A force de voir mes proches s’en aller, ou n’être jamais venus, je donne des prénoms à mes objets quand je leur parle.

Napthaline

 

Ici, l’odeur de la naphtaline était si forte qu’on ne distinguait plus celle de la transpiration. Les manteaux, les lainages, les pelisses, semblaient sortir tout droit d’un antique théâtre. La maison n’était plus qu’un décor, les murs en carton-pâte soulignaient la fragilité de la propriété humaine. On avait envie, devant un tel spectacle, de se dépouiller de ses biens. (Pour dire cette braise qui s’amenuise, le rouge ne serait-il pas toujours trop rouge, le plomb trop lourd, la page trop présente?) Les objets de la maison, sinon qu’ils avaient par endroits volé en éclats, restaient indifférents aux événements.

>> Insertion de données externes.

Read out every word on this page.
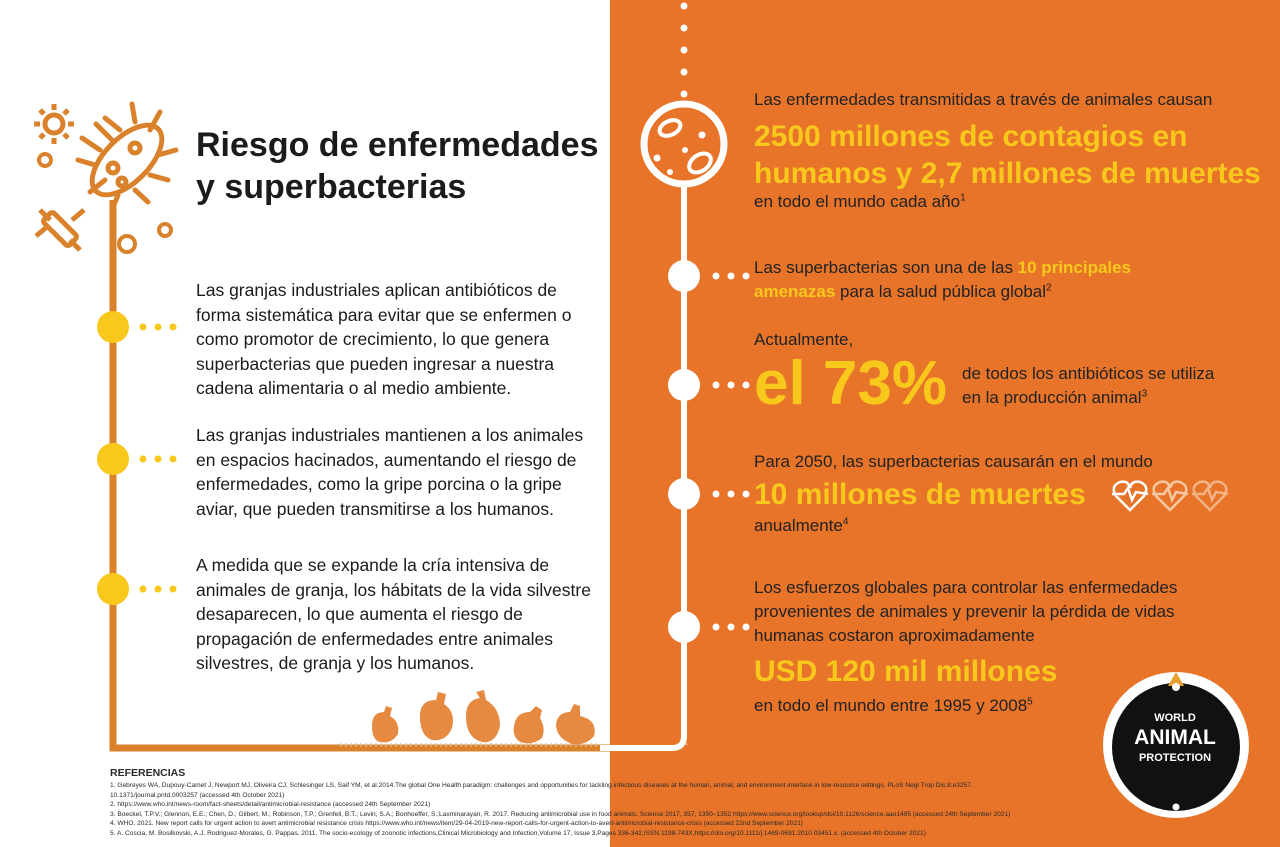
Riesgo de enfermedades
y superbacterias

Las granjas industriales aplican antibióticos de forma sistemática para evitar que se enfermen o como promotor de crecimiento, lo que genera superbacterias que pueden ingresar a nuestra cadena alimentaria o al medio ambiente.

Las granjas industriales mantienen a los animales en espacios hacinados, aumentando el riesgo de enfermedades, como la gripe porcina o la gripe aviar, que pueden transmitirse a los humanos.

A medida que se expande la cría intensiva de animales de granja, los hábitats de la vida silvestre desaparecen, lo que aumenta el riesgo de propagación de enfermedades entre animales silvestres, de granja y los humanos.

Las enfermedades transmitidas a través de animales causan

2500 millones de contagios en
humanos y 2,7 millones de muertes

en todo el mundo cada año$^1$

Las superbacterias son una de las 10 principales
amenazas para la salud pública global$^2$

Actualmente,

el 73% de todos los antibióticos se utiliza
en la producción animal$^3$

Para 2050, las superbacterias causarán en el mundo

10 millones de muertes

anualmente$^4$

Los esfuerzos globales para controlar las enfermedades
provenientes de animales y prevenir la pérdida de vidas
humanas costaron aproximadamente

USD 120 mil millones

en todo el mundo entre 1995 y 2008$^5$

WORLD

ANIMAL

PROTECTION

REFERENCIAS
1. Gebreyes WA, Dupouy-Camet J, Newport MJ, Oliveira CJ, Schlesinger LS, Saif YM, et al.2014.The global One Health paradigm: challenges and opportunities for tackling infectious diseases at the human, animal, and environment interface in low-resource settings. PLoS Negl Trop Dis.8:e3257.
10.1371/journal.pntd.0003257 (accessed 4th October 2021)
2. https://www.who.int/news-room/fact-sheets/detail/antimicrobial-resistance (accessed 24th September 2021)
3. Boeckel, T.P.V.; Glennon, E.E.; Chen, D.; Gilbert, M.; Robinson, T.P.; Grenfell, B.T.; Levin, S.A.; Bonhoeffer, S.;Laxminarayan, R. 2017. Reducing antimicrobial use in food animals. Science 2017, 357, 1350–1352 https://www.science.org/lookup/doi/10.1126/science.aao1495 (accessed 24th September 2021)
4. WHO. 2021. New report calls for urgent action to avert antimicrobial resistance crisis https://www.who.int/news/item/29-04-2019-new-report-calls-for-urgent-action-to-avert-antimicrobial-resistance-crisis (accessed 22nd September 2021)
5. A. Coscia, M. Bosilkovski, A.J. Rodriguez-Morales, G. Pappas. 2011. The socio-ecology of zoonotic infections,Clinical Microbiology and Infection,Volume 17, Issue 3,Pages 336-342,ISSN 1198-743X,https://doi.org/10.1111/j.1469-0691.2010.03451.x. (accessed 4th October 2021)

Un costume devient-il un cadavre de costume quand l’absent le déserte? L’enterre-t-on? L’inhume-t-on? Va-t-on, chaque année, porter des fleurs sur sa tombe? Cette poupée, ce dentier, ce tablier, cette corbeille à papiers, ce peigne, ce préservatif, cette paire de draps, faut-il que nous les embaumions comme les autres corps? Cette pomme à demi croquée? Cette photographie où éclate l’avant, quand on se voit déjà dans l’après? Ces traces de pas dans la poussière, le passage du chat, scellé dans le ciment? Ce suaire, imprégné de liqueur humaine? Cette brosse à dents usée, ce parapluie désarticulé, cette tasse qui porte une trace de rouge à lèvres? Non, n’est-ce pas, ces choses-là ne mouraient pas. Dépossédés de leurs propriétaires, les objets devenaient impersonnels. Ils affichaient une évidente indifférence au malheur des hommes qui les avaient acquis, adorés, collectionnés, protégés de l’usure et du vol. On avait envie de les condamner pour ce manque de commisération. Ils allaient être vendus, bradés, troqués, entrer dans d’autres maisons, soutenir d’autres illusions, servir d’appui à de nouvelles existences! Une deuxième vie les attendait quelque part, d’autres propriétaires les enfermeraient dans leurs odeurs. Ils ne se posaient pas de questions. Cela ne les tracassait guère.